Inverse Document Frequency
Inverse Document Frequency (IDF) is the inverse of the number of documents in which a phrase occurs. That’s a terrible description – I know that because the mathematicians I know all punched me in the arm after I said it. But it’ll work for our purposes.
In case you want to know:
IDF = log(total documents/number of documents with phrase)
So, if “flibbergibbet” appears in 250 out of 1000 documents, the IDF is:
log(1000/250) = .6
TF-IDF
TF-IDF is the Term Frequency times the Inverse Document Frequency, or TF*IDF.
Here’s the thing about IDF that you must understand: As the number of documents containing a phrase goes up, the TF-IDF score goes down. Have a look at this graph — document frequency goes up as you move to the right:
Yikes. So, the more times you mention a phrase, the less important that phrase appears on a specific page.
What It All Means
We don’t know for certain if the search engines use TF-IDF to determine the importance of a word on a page. But it’s likely they use it or something very like it.
Say you want your website to rank well for our favorite word. You include the word at least 3 times on every single page of your site. That actually reduces the TF-IDF score of each page for “flibbergibbet.”
Of course, there are many, many other ranking factors. Thousands. If your site is 150 pages of fantastic content, and it:
- Has a unique, fully descriptive title tag for every page
- Has a unique structure for every page
- Doesn’t spin or duplicate content
- Uses fully-descriptive ALT attributes, etc. etc.
… then TF-IDF probably doesn’t hurt you at all. A visiting search engine can use other signals to determine page relevance.
But content farmers, beware. If you crank out 999 pages of total crap, using your key phrase 5-10 times per page, all you’ve done is made it harder for a search engine to figure out which page is most important for that phrase.
If I were a search engine (and I’m not), I’d take that as a signal of a poorly-organized site.
Wouldn’t you?
The Lesson
In the past, site owners created page after page expounding on a specific key phrase, repeating it time after time in articles that were barely different, poorly written and poorly structured. That’s still a standard “SEO copywriting” tactic. I use quotes because it’s not SEO copywriting at all.

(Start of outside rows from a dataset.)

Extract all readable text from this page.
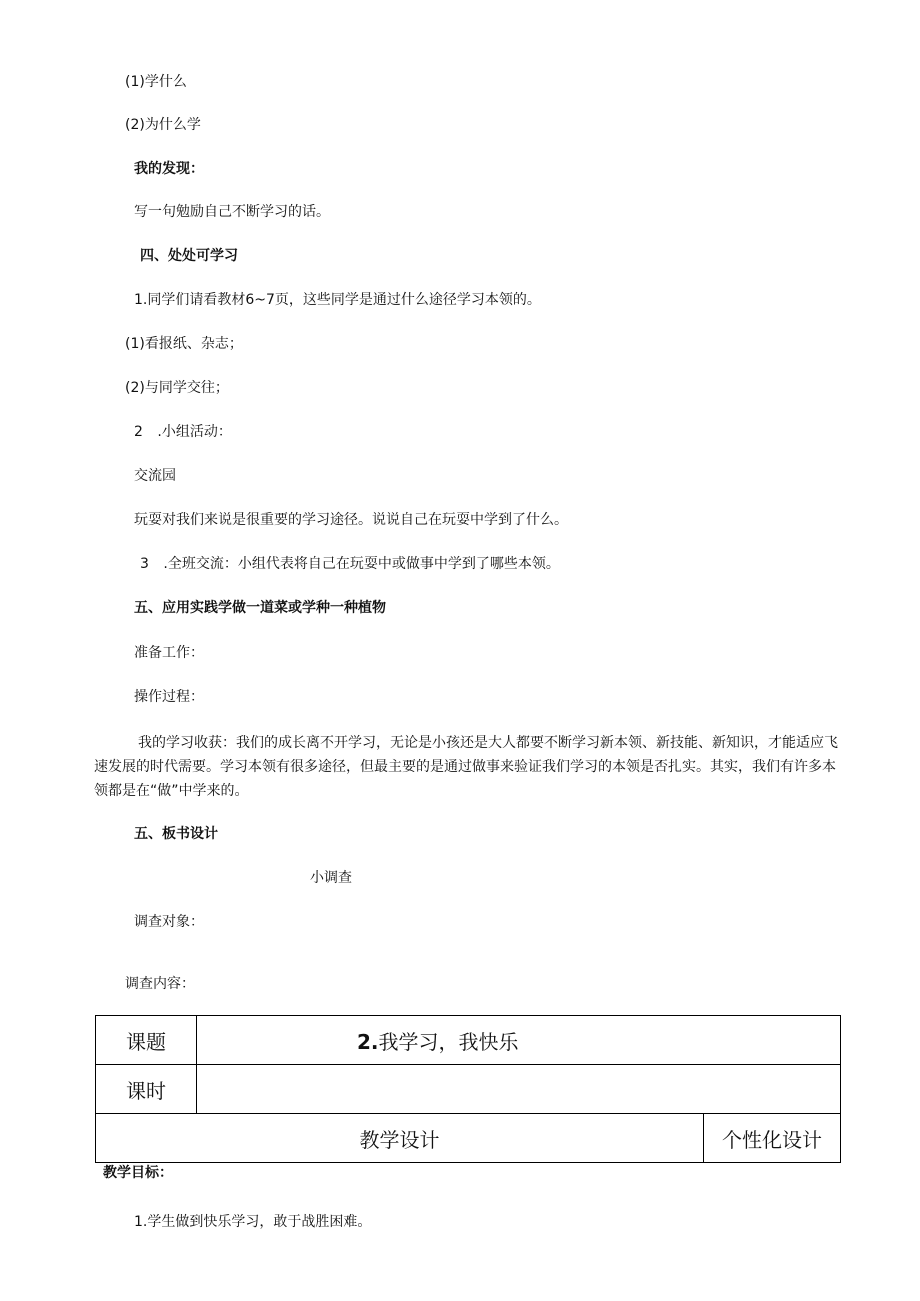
(1)学什么
(2)为什么学
我的发现：
写一句勉励自己不断学习的话。
四、处处可学习
1.同学们请看教材6~7页，这些同学是通过什么途径学习本领的。
(1)看报纸、杂志；
(2)与同学交往；
2 .小组活动：
交流园
玩耍对我们来说是很重要的学习途径。说说自己在玩耍中学到了什么。
3 .全班交流：小组代表将自己在玩耍中或做事中学到了哪些本领。
五、应用实践学做一道菜或学种一种植物
准备工作：
操作过程：
我的学习收获：我们的成长离不开学习，无论是小孩还是大人都要不断学习新本领、新技能、新知识，才能适应飞速发展的时代需要。学习本领有很多途径，但最主要的是通过做事来验证我们学习的本领是否扎实。其实，我们有许多本领都是在“做”中学来的。
五、板书设计
小调查
调查对象：
调查内容：
课题	2.我学习，我快乐	
课时		
教学设计		个性化设计
教学目标：
1.学生做到快乐学习，敢于战胜困难。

TF-IDF explains why that tactic has lost its power. It also shows why the cliche “If you want to rank, write good stuff,” really is the right strategy. TF-IDF means more isn’t necessarily better. So, write good stuff!
About Ian Lurie
Ian Lurie is Chief Marketing Curmudgeon and President at Portent Interactive, an Internet marketing company he started in 1995. Ian started practicing SEO in 1997, and has been addicted ever since. For more of Ian Lurie’s smarts, raves and rants, check out his Conversation Marketing blog. He’s also published several reader-friendly, no-nonsense ebooks on SEO copywriting, including The Unscary, Real World Guide to SEO Copywriting and Fat Free Guide to Google Analytics. Follow him on Twitter: @portentint.
Huh? I thought that the IDF was calculated from *all* known documents – not just the ones on your site – and was thus used to filter out common words whose TF should not be used as a ranking factor.
e.g. The word “good” might have 5% TF in an (uncreatively written) blog post about my good times on vacation but that doesn’t mean it’s a relevant result for “good” queries. Search engines can use IDF to determine that – across the interwebs – “good” is a common phrase and its appearance on my page isn’t especially noteworthy / shouldn’t be heavily weighted as a ranking factor.
Seems to me that if single-site IDF was used as a ranking factor many sites would have a harder time ranking for their brand terms or core products than a competing site that only mentions your brand / products on one page.